Now a new study has discovered that in up to a third of cases it may be possible to identify the cause of the condition. Researchers in the Netherlands who ran detailed tests on 25 adults with autism found definite or probable causes of the disorder in nine of them.

The 25 adults were all living in a home for mentally retarded people in Baarn, in the Netherlands. Over three-quarters of people with autism are mentally retarded and the condition is three times as common in boys as in girls.

All the adults were aged from 22 to 45 and were given a thorough physical examination including eye, ear, nose and throat investigations, plus a brain scan, blood tests and a full genetic analysis.

The results showed a definitive cause of autism in five cases. In one, there was a strong link with alcoholism in the mother – the child was born with foetal alcohol syndrome (suffering from withdrawal symptoms).

A second case was probably linked to alcoholism in the mother. Alcohol is thought to affect the migration of neuronal and glia cells in the foetus's developing brain. A third case was linked to anti-convulsant drugs taken by a woman with epilepsy.
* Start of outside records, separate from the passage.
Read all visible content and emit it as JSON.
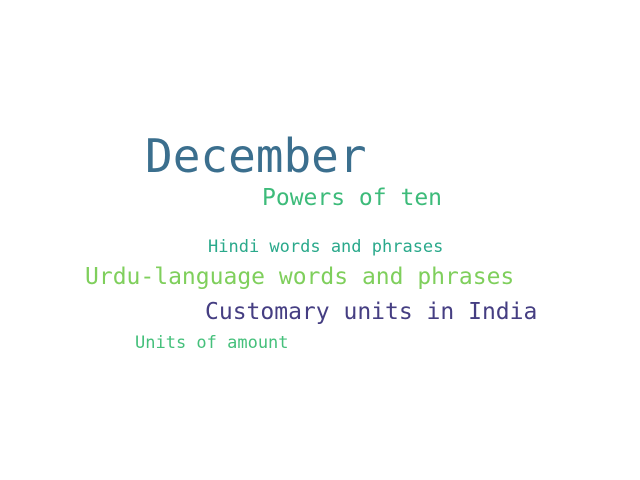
{
  "word_cloud": {
    "words": [
      {
        "text": "December",
        "color": "#3b6f8e"
      },
      {
        "text": "Powers of ten",
        "color": "#3dbb7a"
      },
      {
        "text": "Hindi words and phrases",
        "color": "#2aa98b"
      },
      {
        "text": "Urdu-language words and phrases",
        "color": "#7fcf5c"
      },
      {
        "text": "Customary units in India",
        "color": "#453e82"
      },
      {
        "text": "Units of amount",
        "color": "#45c07b"
      }
    ]
  }
}
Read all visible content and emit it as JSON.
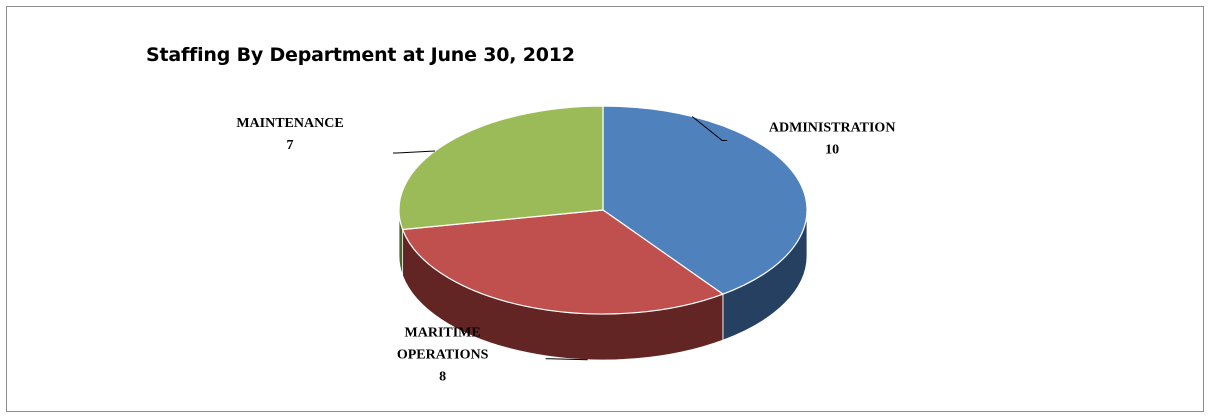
{
  "chart_data": {
    "type": "pie",
    "title": "Staffing By Department at June 30, 2012",
    "three_d": true,
    "slices": [
      {
        "label": "ADMINISTRATION",
        "value": 10,
        "color": "#4f81bd",
        "side_color": "#264061"
      },
      {
        "label": "MARITIME OPERATIONS",
        "value": 8,
        "color": "#c0504d",
        "side_color": "#632523"
      },
      {
        "label": "MAINTENANCE",
        "value": 7,
        "color": "#9bbb59",
        "side_color": "#4f6228"
      }
    ],
    "data_labels": "category and value, outside with leader lines",
    "legend": "none"
  }
}
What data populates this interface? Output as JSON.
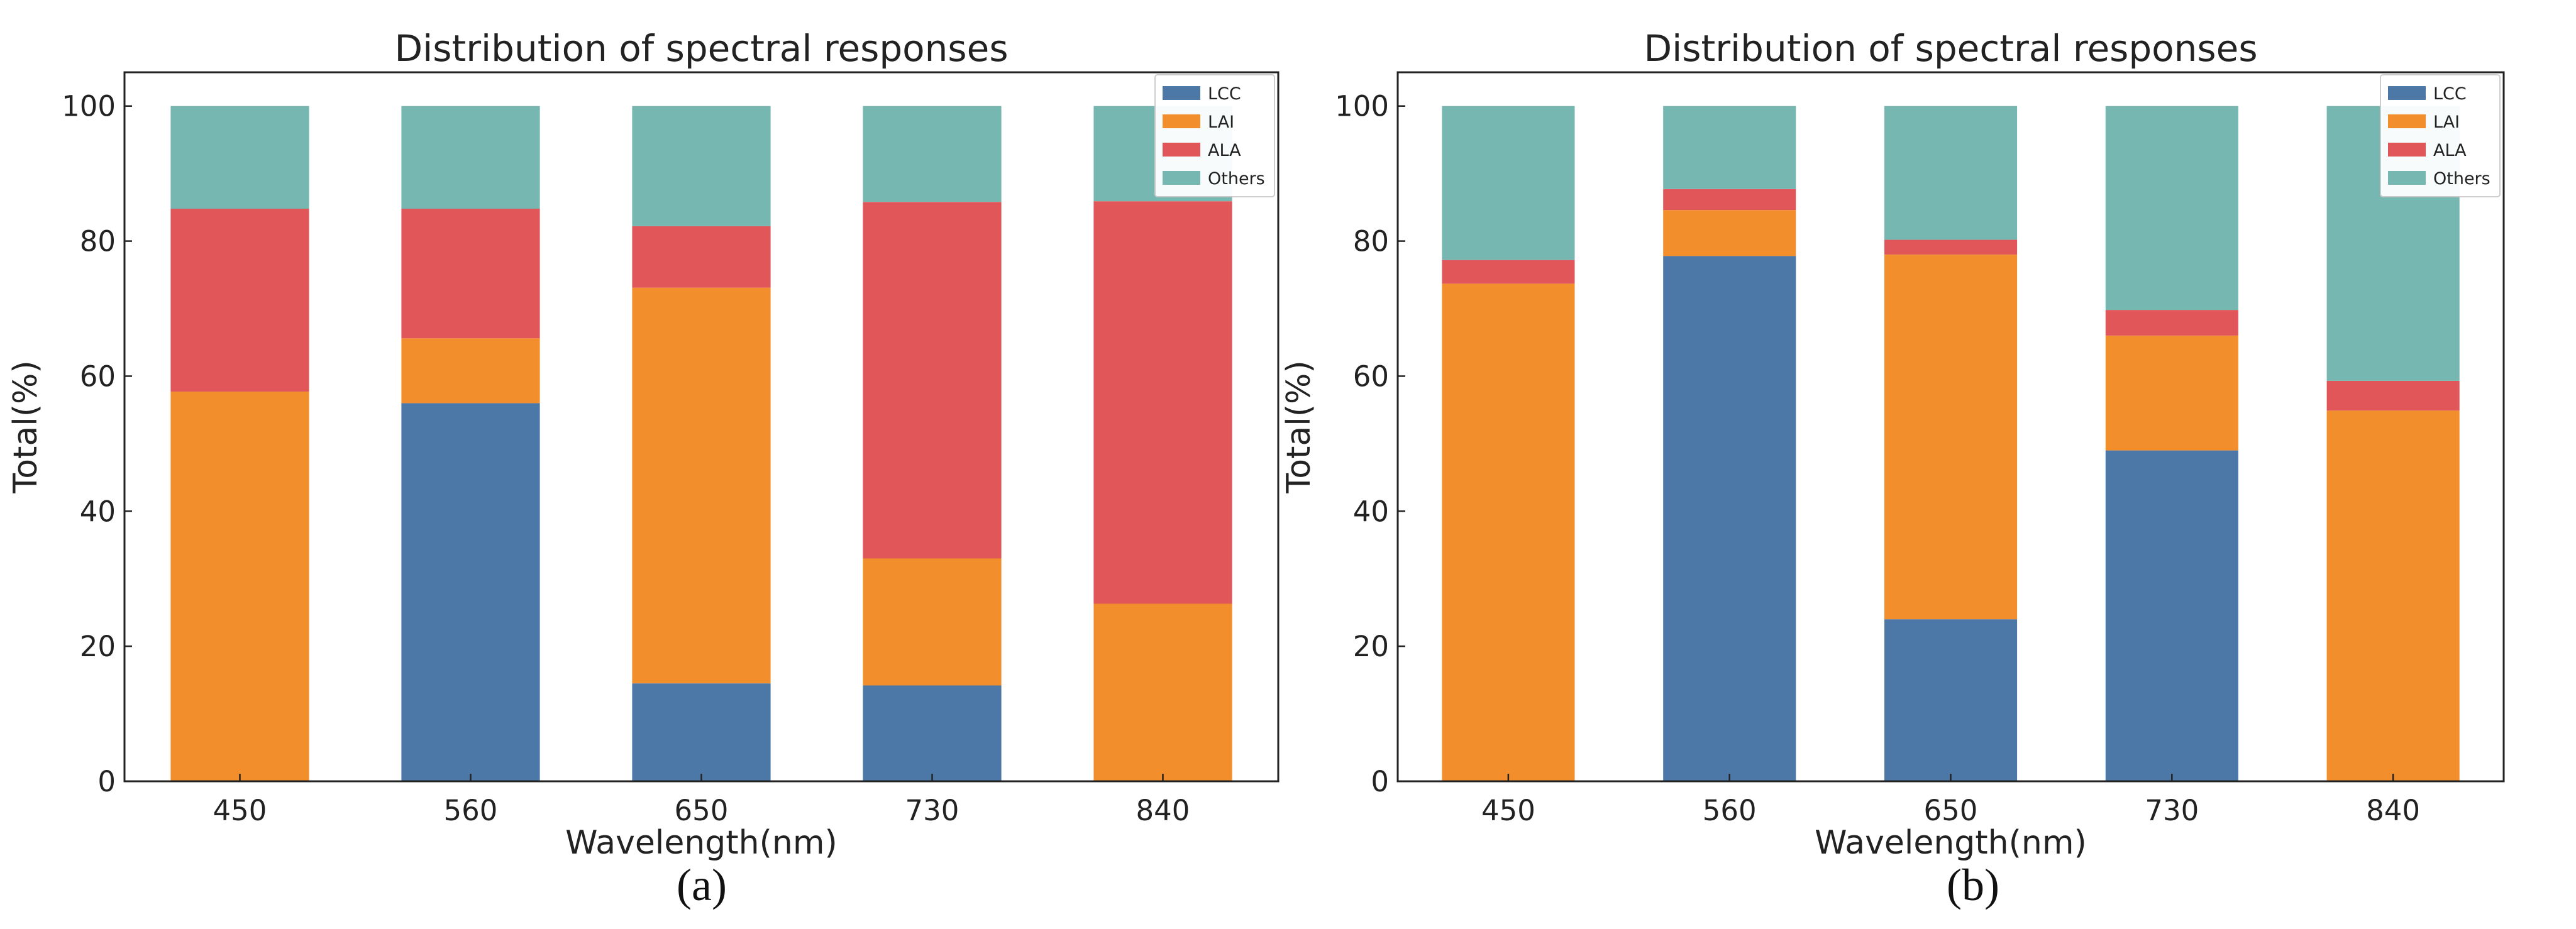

Eight patients were found to have abnormally large or small heads and neurological examination showed signs of drowsiness, tremor or similar problems in three of them. Two had signs of brain atrophy on being scanned.

In all, physical examination showed abnormalities in 20 patients and in seven of these the findings contributed to establishing a diagnosis. Genetic studies showed chromosomal defects in several patients.

The authors of the study, from the department of paediatrics at Emma Children's Hospital, Amsterdam, reveal their findings in the Journal of Medical Genetics. They say: "Autism poses an extremely heavy burden for affected subjects, their families and society.

"Research focusing on biological causes and on guidelines for these studies in each specific person is important both in diagnostics, management and genetic counselling."

Previous research has suggested that the single most consistent physical characteristic of people with autism is the size of their heads. There is also a greater incidence of minor physical abnormalities, indicating that something may have gone wrong during development of the foetus in the womb.

Autism is known to run in families, indicating a strong genetic component. However many cases also appear to result from an early "environmental insult", such as an infection or exposure to a toxic substance such as alcohol.